5- Première demande à l'autre. Marie-Ange met en scène un jeu de "faire-semblant" et pose la question du désir de l'Autre... La question de l'aliénation et de la séparation du sujet est posée dans le lieu rééducatif. Partage du jeu et du plaisir.

Un jour, Marie-Ange parcourt en courant les derniers mètres qui nous séparent de la salle de rééducation, et se cache derrière le pilier. Je fais semblant de la chercher, je l'appelle. Elle rit, et encore plus quand je la "découvre". Elle est ravie de ce jeu qui deviendra un rituel pour elle avant chaque séance, et qu'elle reproduira peu après de la même manière en fin de séance, comme un cadre qu'elle poserait à chaque rencontre .

Marie-Ange ne pose-t-elle pas, à sa manière, la question fondamentale de l'aliénation du sujet: "Que suis-je dans le désir de l'Autre?". Ne joue-t-elle pas, dans le transfert de notre relation, ce que Jacques LACAN dit de la demande: ‘ "Toute demande ouvre un espace démesuré: d'être requête d'amour". (LACAN, 1971, p. 174). D'où, peut-être, les grandes difficultés que nous rencontrerons et qui persisteront, pour renouer la relation après chaque interruption, de son fait ou du mien; vacances, maladies, séjour chez la grand-mère...Mais l'autre qui est là ne répond jamais tout à fait. C'est ainsi que le nourrisson passe du besoin de satisfaction d'un éprouvé du corps, à la demande d'amour à sa mère, demande que celle-ci ne peut jamais combler 549 .

L'éclat de rire de la fillette quand je la trouve, sa jubilation, signifient peut-être que ce qui compte pour elle, toujours, c'est la réaffirmation de mon désir de sa présence , de son importance pour moi ,c'est cette démarche que je fais à son devant pour la chercher. On peut penser également qu'en ne changeant pas de cachette, elle s'assure que je la retrouverai toujours?

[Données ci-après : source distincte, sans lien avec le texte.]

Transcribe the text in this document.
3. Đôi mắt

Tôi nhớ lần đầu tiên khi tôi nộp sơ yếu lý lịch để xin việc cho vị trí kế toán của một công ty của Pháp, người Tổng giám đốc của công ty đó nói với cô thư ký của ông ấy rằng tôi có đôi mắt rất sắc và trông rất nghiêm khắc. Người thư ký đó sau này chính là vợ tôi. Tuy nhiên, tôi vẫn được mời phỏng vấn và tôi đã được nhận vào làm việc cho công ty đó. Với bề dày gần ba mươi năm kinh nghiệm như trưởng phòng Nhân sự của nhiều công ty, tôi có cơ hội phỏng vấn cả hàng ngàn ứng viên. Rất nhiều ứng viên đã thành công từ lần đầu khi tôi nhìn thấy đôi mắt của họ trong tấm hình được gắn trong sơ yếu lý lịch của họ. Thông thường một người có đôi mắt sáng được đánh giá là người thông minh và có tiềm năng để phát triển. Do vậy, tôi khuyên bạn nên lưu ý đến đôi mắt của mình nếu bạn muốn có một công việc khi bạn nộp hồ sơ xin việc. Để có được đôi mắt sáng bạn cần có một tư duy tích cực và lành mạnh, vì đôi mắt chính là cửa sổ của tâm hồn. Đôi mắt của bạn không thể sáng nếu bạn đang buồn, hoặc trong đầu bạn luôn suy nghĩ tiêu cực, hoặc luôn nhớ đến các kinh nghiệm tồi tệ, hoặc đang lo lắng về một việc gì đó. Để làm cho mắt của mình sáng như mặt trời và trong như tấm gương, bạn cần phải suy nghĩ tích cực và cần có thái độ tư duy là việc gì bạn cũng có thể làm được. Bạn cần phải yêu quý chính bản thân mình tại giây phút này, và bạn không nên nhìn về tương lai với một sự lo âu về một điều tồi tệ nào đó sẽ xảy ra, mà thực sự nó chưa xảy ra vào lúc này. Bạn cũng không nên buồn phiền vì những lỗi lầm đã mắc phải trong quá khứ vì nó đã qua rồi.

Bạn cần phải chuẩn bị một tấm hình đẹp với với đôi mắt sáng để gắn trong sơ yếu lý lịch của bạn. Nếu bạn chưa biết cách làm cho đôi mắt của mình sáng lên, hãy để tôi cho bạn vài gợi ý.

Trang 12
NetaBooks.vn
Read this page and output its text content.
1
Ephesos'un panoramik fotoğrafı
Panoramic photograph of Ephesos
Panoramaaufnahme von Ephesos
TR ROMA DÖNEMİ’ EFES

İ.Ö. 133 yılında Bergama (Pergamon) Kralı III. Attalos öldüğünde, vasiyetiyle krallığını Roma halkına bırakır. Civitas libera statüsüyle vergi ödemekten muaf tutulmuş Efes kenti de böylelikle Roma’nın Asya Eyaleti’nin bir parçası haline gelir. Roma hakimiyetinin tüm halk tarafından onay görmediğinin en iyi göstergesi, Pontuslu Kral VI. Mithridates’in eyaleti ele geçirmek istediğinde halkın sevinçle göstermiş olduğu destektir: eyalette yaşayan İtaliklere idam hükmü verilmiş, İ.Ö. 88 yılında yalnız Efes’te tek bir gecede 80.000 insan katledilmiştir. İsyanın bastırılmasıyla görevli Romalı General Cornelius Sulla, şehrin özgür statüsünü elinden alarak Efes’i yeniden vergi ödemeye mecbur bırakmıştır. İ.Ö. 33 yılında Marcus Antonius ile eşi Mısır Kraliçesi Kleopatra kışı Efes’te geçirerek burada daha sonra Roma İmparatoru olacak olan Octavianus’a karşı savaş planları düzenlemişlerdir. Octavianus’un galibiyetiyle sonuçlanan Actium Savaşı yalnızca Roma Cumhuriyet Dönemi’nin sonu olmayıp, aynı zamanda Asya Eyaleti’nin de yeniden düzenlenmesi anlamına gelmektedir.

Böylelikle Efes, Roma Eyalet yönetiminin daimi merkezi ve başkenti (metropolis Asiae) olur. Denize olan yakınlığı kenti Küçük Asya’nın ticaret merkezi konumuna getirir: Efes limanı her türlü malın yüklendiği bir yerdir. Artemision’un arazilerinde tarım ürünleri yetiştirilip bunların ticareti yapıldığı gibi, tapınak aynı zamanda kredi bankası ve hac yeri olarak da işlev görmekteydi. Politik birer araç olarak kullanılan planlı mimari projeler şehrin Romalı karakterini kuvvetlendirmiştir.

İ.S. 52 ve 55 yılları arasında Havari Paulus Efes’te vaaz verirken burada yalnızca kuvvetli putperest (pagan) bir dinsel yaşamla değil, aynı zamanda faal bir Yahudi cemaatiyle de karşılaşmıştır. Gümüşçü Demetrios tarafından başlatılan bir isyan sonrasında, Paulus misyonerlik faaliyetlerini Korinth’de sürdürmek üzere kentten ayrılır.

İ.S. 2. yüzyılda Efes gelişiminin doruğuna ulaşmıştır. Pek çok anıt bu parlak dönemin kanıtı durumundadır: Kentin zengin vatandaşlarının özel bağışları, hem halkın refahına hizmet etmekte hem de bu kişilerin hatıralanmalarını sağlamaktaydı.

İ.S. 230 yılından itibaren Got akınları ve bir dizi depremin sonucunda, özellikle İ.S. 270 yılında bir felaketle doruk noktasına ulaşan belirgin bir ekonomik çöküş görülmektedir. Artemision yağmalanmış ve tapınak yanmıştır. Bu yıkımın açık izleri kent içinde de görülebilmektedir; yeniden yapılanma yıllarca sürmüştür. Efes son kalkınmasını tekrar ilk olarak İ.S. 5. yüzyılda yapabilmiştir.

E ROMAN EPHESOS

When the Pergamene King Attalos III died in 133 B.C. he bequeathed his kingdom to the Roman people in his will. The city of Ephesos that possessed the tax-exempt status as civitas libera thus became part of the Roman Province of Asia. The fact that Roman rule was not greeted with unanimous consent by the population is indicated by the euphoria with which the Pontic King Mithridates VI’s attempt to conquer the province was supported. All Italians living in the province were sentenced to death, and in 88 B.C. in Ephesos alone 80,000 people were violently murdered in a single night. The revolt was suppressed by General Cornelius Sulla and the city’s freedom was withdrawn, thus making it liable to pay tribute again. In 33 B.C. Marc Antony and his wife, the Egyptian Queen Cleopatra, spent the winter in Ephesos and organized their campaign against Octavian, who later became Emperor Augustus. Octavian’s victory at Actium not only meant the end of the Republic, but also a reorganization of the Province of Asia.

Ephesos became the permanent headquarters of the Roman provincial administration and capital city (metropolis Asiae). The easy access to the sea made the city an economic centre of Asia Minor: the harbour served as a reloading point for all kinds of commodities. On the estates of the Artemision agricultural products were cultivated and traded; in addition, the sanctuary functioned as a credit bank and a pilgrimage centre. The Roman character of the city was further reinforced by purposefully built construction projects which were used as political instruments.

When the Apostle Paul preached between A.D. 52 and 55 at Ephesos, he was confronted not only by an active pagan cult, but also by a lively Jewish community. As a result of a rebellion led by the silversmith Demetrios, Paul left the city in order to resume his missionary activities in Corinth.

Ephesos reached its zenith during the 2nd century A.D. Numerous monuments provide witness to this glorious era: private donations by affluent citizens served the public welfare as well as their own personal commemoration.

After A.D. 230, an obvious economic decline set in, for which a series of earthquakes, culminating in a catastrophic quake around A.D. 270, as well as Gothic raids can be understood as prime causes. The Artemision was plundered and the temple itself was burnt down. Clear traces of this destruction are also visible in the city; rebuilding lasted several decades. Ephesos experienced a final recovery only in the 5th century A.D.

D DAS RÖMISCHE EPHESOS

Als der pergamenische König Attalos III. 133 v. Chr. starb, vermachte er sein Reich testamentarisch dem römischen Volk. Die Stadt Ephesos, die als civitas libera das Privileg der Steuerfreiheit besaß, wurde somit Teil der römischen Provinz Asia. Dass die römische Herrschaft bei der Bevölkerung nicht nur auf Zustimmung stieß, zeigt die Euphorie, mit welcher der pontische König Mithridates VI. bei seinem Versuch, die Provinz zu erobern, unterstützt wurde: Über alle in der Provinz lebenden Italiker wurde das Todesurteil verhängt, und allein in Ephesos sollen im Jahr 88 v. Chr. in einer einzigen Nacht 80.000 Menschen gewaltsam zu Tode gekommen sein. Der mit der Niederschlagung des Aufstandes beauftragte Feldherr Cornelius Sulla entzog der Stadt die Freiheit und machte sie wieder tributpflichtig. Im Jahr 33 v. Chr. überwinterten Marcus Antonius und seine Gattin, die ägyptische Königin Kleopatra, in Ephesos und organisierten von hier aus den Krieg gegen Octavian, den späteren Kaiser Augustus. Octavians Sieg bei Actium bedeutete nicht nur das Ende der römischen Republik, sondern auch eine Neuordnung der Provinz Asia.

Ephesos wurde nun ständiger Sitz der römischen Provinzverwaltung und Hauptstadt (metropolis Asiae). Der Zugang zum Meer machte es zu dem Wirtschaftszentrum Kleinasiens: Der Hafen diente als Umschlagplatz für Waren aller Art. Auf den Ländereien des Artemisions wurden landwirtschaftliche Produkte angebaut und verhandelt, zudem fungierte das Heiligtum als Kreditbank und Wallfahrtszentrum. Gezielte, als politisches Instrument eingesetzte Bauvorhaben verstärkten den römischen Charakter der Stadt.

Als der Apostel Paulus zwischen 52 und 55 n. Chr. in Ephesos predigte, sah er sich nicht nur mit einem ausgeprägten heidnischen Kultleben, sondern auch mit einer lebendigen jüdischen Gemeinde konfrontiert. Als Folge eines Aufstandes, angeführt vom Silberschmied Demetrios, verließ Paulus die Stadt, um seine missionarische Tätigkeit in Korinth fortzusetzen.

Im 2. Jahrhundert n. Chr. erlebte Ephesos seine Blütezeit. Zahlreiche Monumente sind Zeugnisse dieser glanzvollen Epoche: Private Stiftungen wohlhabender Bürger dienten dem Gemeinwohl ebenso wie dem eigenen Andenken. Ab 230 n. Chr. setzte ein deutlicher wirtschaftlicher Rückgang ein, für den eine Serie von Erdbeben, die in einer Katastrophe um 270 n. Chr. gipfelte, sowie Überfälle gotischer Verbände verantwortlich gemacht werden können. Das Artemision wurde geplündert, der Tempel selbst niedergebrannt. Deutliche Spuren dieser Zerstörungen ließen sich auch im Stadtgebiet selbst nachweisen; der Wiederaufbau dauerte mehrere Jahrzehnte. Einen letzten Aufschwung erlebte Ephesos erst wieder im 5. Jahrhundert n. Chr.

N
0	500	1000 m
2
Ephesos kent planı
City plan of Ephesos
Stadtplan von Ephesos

Je lui propose alors de cacher un objet. Elle refuse catégoriquement. Je modifie alors ma proposition. Un vrai jeu de cache-cache lui agréée. Elle se cache d'abord et m'appelle aussitôt. Je ne peux faire autrement que de savoir où elle est, d'autant plus qu'elle m'appelle sans cesse, mais je fais durer le plaisir et commente mes recherches. Eclats de rire de Marie-Ange quand je la "découvre". Ce jeu est un plaisir partagé . C'est à son tour de me chercher. Elle adopte la même stratégie, "faisant semblant" de me chercher, commentant: "Pas sous la table, pas dans la petite maison, etc..." Le jeu est tout à fait un "faire-semblant" pour celui qui cherche, simulant de ne pas trouver tout de suite.

L'important pour la fillette, n'est-ce pas, à ce moment-là, l'assurance de me retrouver ou que je la retrouve, la certitude d'une permanence de l'objet, la répétition d'une relation dans laquelle un plaisir partagé domine?

Marie-Ange demandera à reprendre ce jeu de cache-cache pendant plusieurs séances, avec toujours autant de plaisir.

Notes
549.

Nous avons développé ce passage du besoin à la demande, comme ouverture au désir, dans le chapitre VII, point 2-3. Ce passage a été repris dans le tableau de ce même point "Emergence du désir, dans l'écart entre besoin et demande insatisfaite".